William Blake, Aldous Huxley, Jim Morrison e oltre: un viaggio attraverso i varchi della percezione
«Quando le porte della percezione verranno purificate, tutte le cose appariranno come realmente sono: infinite».
Questa frase di William Blake, tratta dal suo “libro profetico” The Marriage of Heaven and Hell (1790), è una tra le affermazioni contenute in un’opera letteraria che hanno esercitato maggiore influenza sulla cultura dei secoli successivi. Essa esprime la possibilità, per l’essere umano, di trascendere i limiti dell’esperienza sensoriale: per raggiungere la vera conoscenza non occorre la razionalità, né l’approccio empirico, bensì l’intuizione, mentre l’immaginazione è la facoltà che consente di creare il mondo e di penetrarne l’essenza e il significato. Le “porte”, divengono dunque simbolo del confine che va necessariamente superato per accedere all’unione con il Sé e con l’universo.

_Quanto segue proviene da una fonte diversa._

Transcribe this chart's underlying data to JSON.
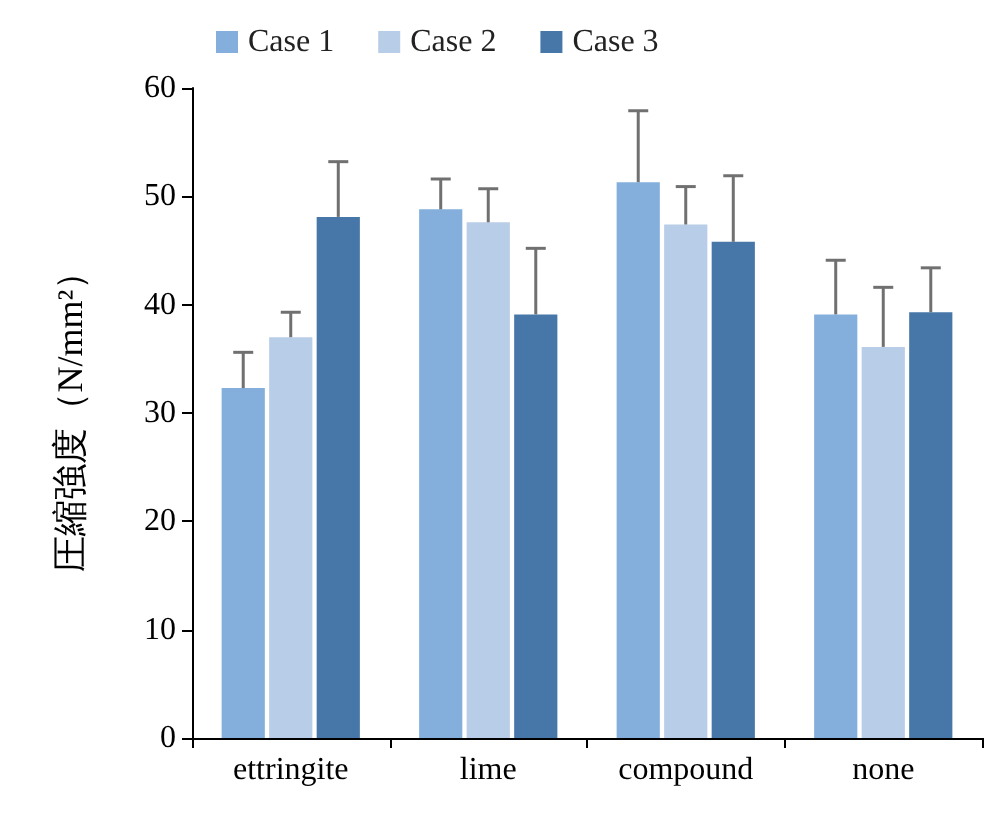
{
  "chart_data": {
    "type": "bar",
    "ylabel": "圧縮強度（N/mm²）",
    "categories": [
      "ettringite",
      "lime",
      "compound",
      "none"
    ],
    "series": [
      {
        "name": "Case 1",
        "color": "#84afdc",
        "values": [
          32.3,
          48.8,
          51.3,
          39.1
        ],
        "errors": [
          [
            32.3,
            35.6
          ],
          [
            48.8,
            51.6
          ],
          [
            51.3,
            57.9
          ],
          [
            39.1,
            44.1
          ]
        ]
      },
      {
        "name": "Case 2",
        "color": "#b8cde8",
        "values": [
          37.0,
          47.6,
          47.4,
          36.1
        ],
        "errors": [
          [
            37.0,
            39.3
          ],
          [
            47.6,
            50.7
          ],
          [
            47.4,
            50.9
          ],
          [
            36.1,
            41.6
          ]
        ]
      },
      {
        "name": "Case 3",
        "color": "#4677a8",
        "values": [
          48.1,
          39.1,
          45.8,
          39.3
        ],
        "errors": [
          [
            48.1,
            53.2
          ],
          [
            39.1,
            45.2
          ],
          [
            45.8,
            51.9
          ],
          [
            39.3,
            43.4
          ]
        ]
      }
    ],
    "ylim": [
      0,
      60
    ],
    "yticks": [
      0,
      10,
      20,
      30,
      40,
      50,
      60
    ],
    "grid": false,
    "legend": "top"
  }
}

Questo aforisma è stato fonte di ispirazione per numerosi artisti, scrittori e musicisti: da Aldous Huxley, che intitolò The Doors of Perception il suo saggio del 1954 dedicato alla possibilità di raggiungere un contatto con il divino tramite l’esperienza psichedelica, a Jim Morrison, che chiamò la sua band “The Doors” proprio in omaggio ad Huxley e allo stesso Blake. E tale dichiarazione, come vedremo, continua ad esercitare fascino anche sulla contemporaneità.

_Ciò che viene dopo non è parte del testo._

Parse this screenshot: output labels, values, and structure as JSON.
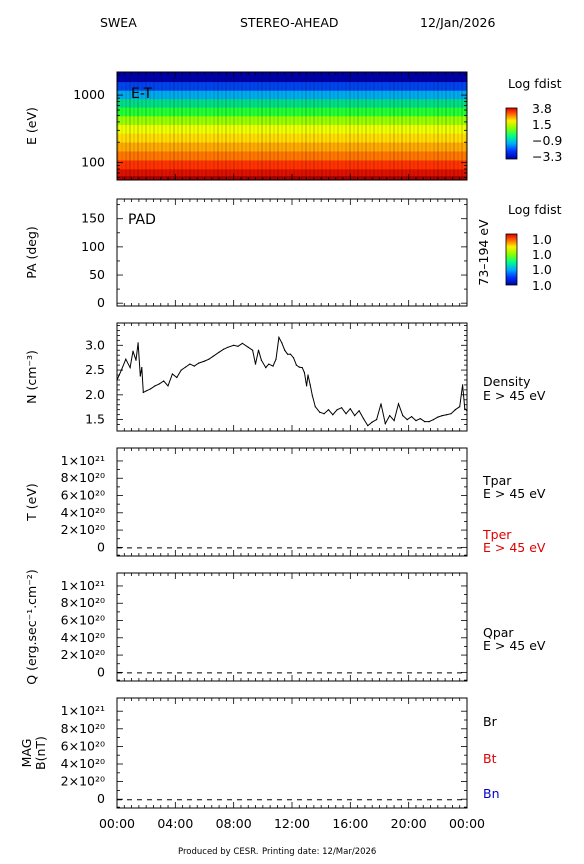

William Blake (1757- 1827) può essere considerato un autore che precorse i tempi, tanto che fu incompreso e sottovalutato durante l’epoca in cui visse, mentre oggi viene reputato uno dei più grandi artisti britannici. Da ragazzo non frequentò la scuola, ma fu un avido lettore e si appassionò presto all’arte incisoria. Era animato da una profonda e personale religiosità. Mostrò insofferenza verso gli studi accademici, mentre si entusiasmò per le nascenti rivoluzioni, quella americana e quella francese, come i suoi contemporanei William Wordsworth e William Godwin (il padre di Mary Shelley). Fu, tuttavia, profondamente turbato dall’involuzione della situazione in Francia dopo l’ascesa del regime del Terrore: questo fattore spiega la differenza di contenuto e stile tra le sue due raccolte poetiche più celebri, Songs of Innocence (1789) e Songs of Experience (1794). Nel frattempo William iniziò a sperimentare la tecnica dell’incisione a rilievo, con la quale realizzò i suoi lavori più conosciuti, affiancando illustrazioni colorate alla scrittura. Si mostrò sempre refrattario all’autorità, sia di tipo religioso che politico, e fu un fervido sostenitore dell’uguaglianza tra gli esseri umani contro ogni forma di schiavitù. Sosteneva di avere visioni e la sua concezione del mondo era basata sull’idea degli “opposti complementari”: “senza contrari non c’è evoluzione”, sosteneva. Questa sua idea sta alla base del già citato The Marriage of Heaven and Hell, che contiene, come si è detto in precedenza, l’enigmatica frase ricca di suggestioni “if the doors of perceptions were cleansed, everything would appear as it is, infinite” che venne ripresa, appunto, dal romanziere e saggista Aldous Huxley per il titolo del suo libro The Doors of Perception.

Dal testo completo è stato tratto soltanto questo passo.